To develop our guides and clarify what might comprise the most helpful framework for reflection and action, we studied a range of other models for ethical decision-making, including those generated by The Markkula Center for Applied Ethics at Santa Clara University, the Framework for Making Ethical Decisions (2013) produced by Brown University, and the guidance of The Oral History Society. These hold in common a focus on the chronological sequencing of ethical research processes, but at times do not fully recognise the differences that particular research methods pose for practising ethics. In order to better navigate this relation between the universal and the particular or specific, we devised a template for writing a guide that included sections common to all guides, and other sections which differed depending on the method and context being addressed.
Since built environment research is as much about people as it is about places, in these guides people, both researched and researching subjects, are the focus of ethical practice. This includes the people who use and inhabit the places being researched, the people engaging with those places emotionally or spiritually even if they are not physically present, the people who design and those that build them, and the people who own or manage them.
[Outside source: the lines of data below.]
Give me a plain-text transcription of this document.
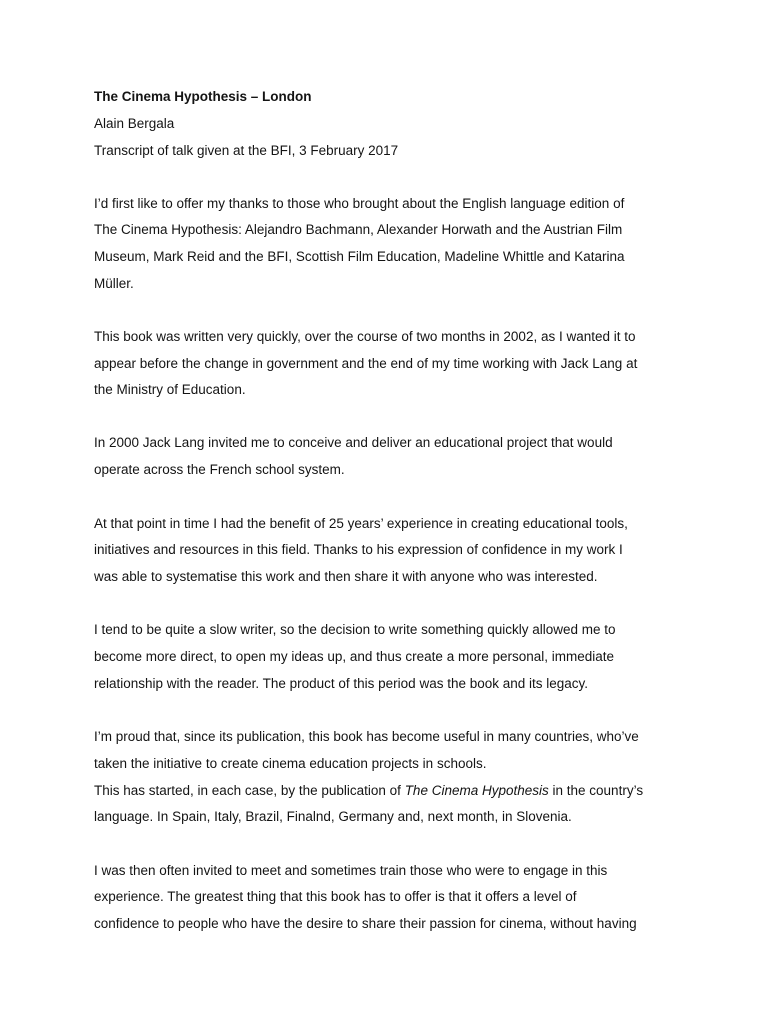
The Cinema Hypothesis – London

Alain Bergala

Transcript of talk given at the BFI, 3 February 2017

I’d first like to offer my thanks to those who brought about the English language edition of

The Cinema Hypothesis: Alejandro Bachmann, Alexander Horwath and the Austrian Film

Museum, Mark Reid and the BFI, Scottish Film Education, Madeline Whittle and Katarina

Müller.

This book was written very quickly, over the course of two months in 2002, as I wanted it to

appear before the change in government and the end of my time working with Jack Lang at

the Ministry of Education.

In 2000 Jack Lang invited me to conceive and deliver an educational project that would

operate across the French school system.

At that point in time I had the benefit of 25 years’ experience in creating educational tools,

initiatives and resources in this field. Thanks to his expression of confidence in my work I

was able to systematise this work and then share it with anyone who was interested.

I tend to be quite a slow writer, so the decision to write something quickly allowed me to

become more direct, to open my ideas up, and thus create a more personal, immediate

relationship with the reader. The product of this period was the book and its legacy.

I’m proud that, since its publication, this book has become useful in many countries, who’ve

taken the initiative to create cinema education projects in schools.

This has started, in each case, by the publication of The Cinema Hypothesis in the country’s

language. In Spain, Italy, Brazil, Finalnd, Germany and, next month, in Slovenia.

I was then often invited to meet and sometimes train those who were to engage in this

experience. The greatest thing that this book has to offer is that it offers a level of

confidence to people who have the desire to share their passion for cinema, without having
In addition, the guides consider the researcher as necessarily a key person or actor who devises the research approach, becomes a participant in the place where they gather data, and determines how to interpret that data and what to do with it.
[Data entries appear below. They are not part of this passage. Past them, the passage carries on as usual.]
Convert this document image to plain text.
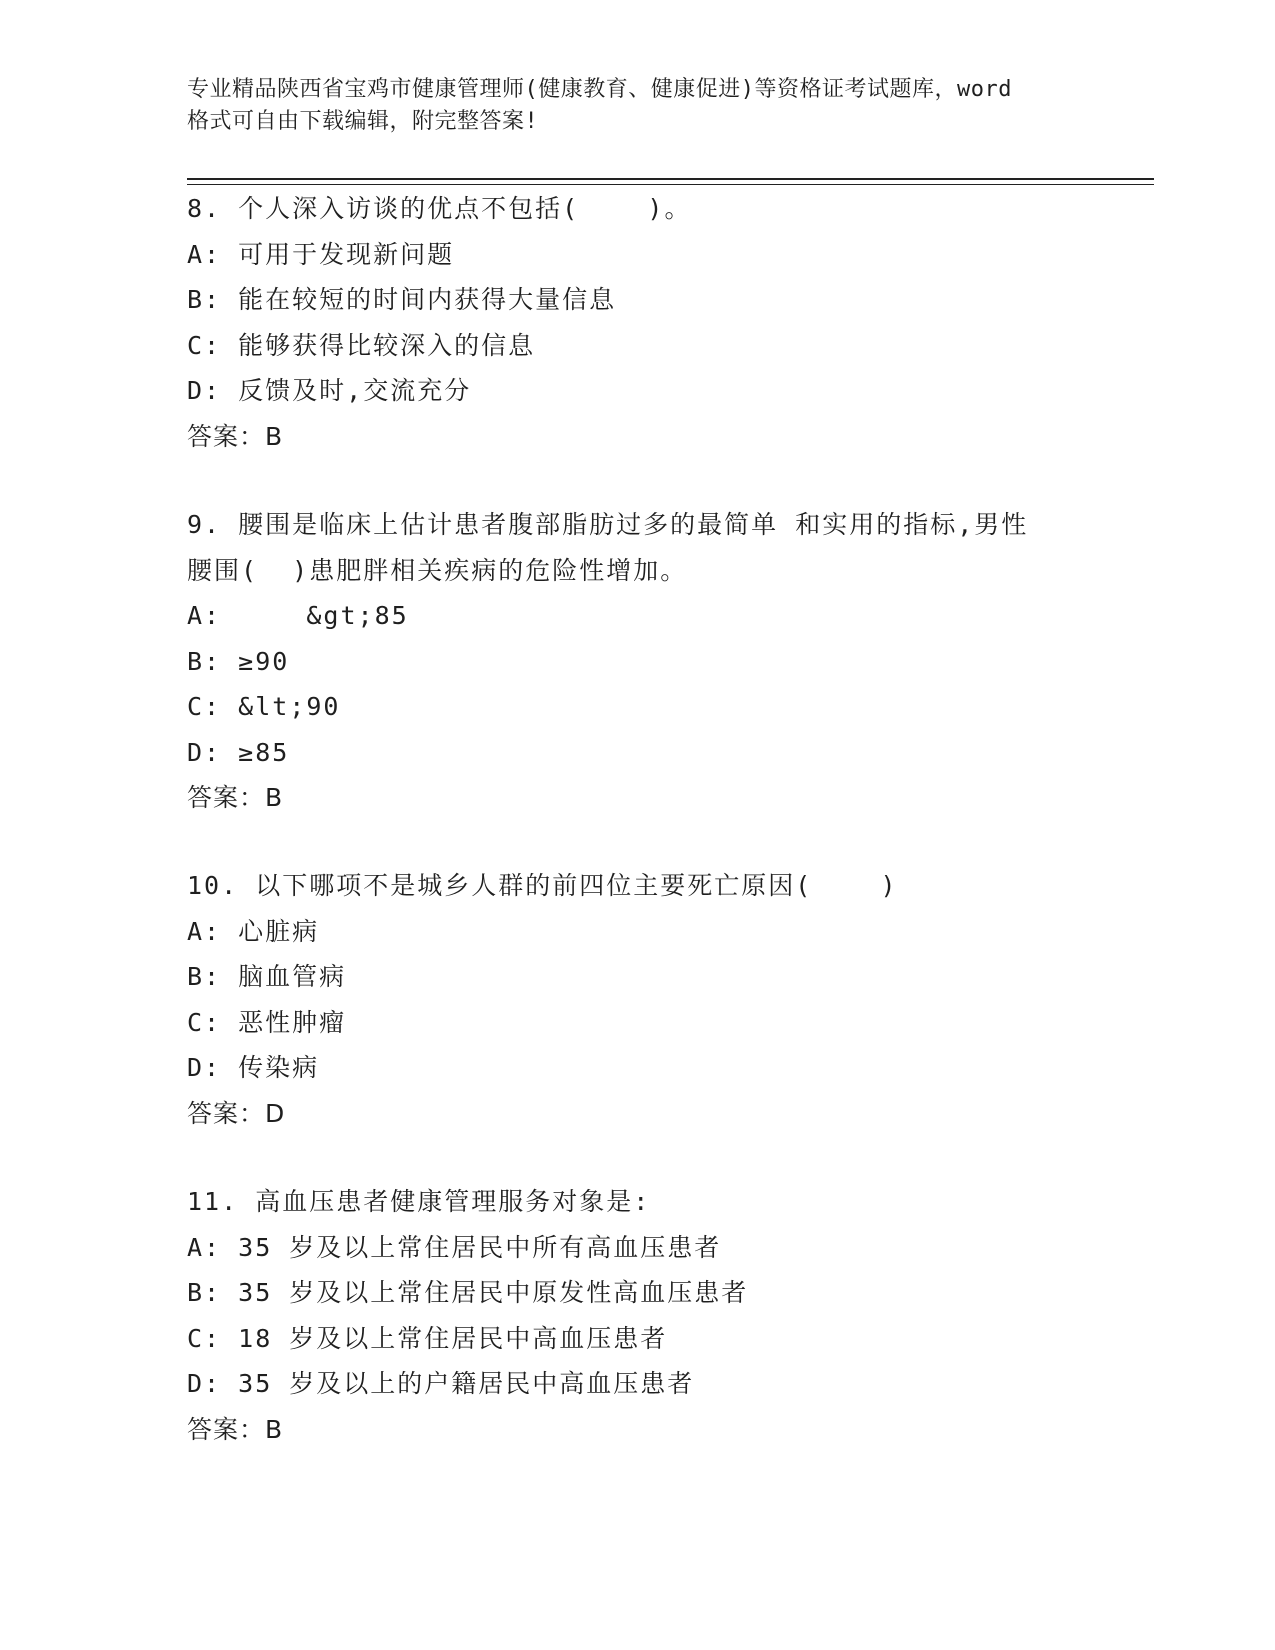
专业精品陕西省宝鸡市健康管理师(健康教育、健康促进)等资格证考试题库，word
格式可自由下载编辑，附完整答案!
8. 个人深入访谈的优点不包括(    )。
A: 可用于发现新问题
B: 能在较短的时间内获得大量信息
C: 能够获得比较深入的信息
D: 反馈及时,交流充分
答案：B
9. 腰围是临床上估计患者腹部脂肪过多的最简单 和实用的指标,男性
腰围(  )患肥胖相关疾病的危险性增加。
A:     &gt;85
B: ≥90
C: &lt;90
D: ≥85
答案：B
10. 以下哪项不是城乡人群的前四位主要死亡原因(    )
A: 心脏病
B: 脑血管病
C: 恶性肿瘤
D: 传染病
答案：D
11. 高血压患者健康管理服务对象是:
A: 35 岁及以上常住居民中所有高血压患者
B: 35 岁及以上常住居民中原发性高血压患者
C: 18 岁及以上常住居民中高血压患者
D: 35 岁及以上的户籍居民中高血压患者
答案：B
The guides put into practice the definition set out by Susan Banks and others that ethics is about the kind of lives people may lead, considering what actions may be right or wrong, and which qualities of character we might develop, but most importantly, the responsibilities we have for each other and our ecosystem. They foreground process over outcome; because both people and research can be unpredictable, researchers need to be prepared to navigate unexpected situations and high expectations with limited time. Noting how even the best-laid plans often go awry when they come into contact with reality and real people, the guides emphasise the importance for researchers to put systems in place to support them throughout their process, minimising harm to those they are researching and participating with, as well as themselves.
It is important to note that the guides are not exhaustive and are not intended to address all the possible situations to be faced, particularly for research on sensitive topics or in places experiencing violence or instability. But we argue that learning from the experiences of others can help gain the ability to reflect on what is encountered, and to make informed decisions about the best way to practise research ethically. Insightful and imaginative research encompasses a range of sites, cultural contexts, and people, and there will always be a need for flexibility and care.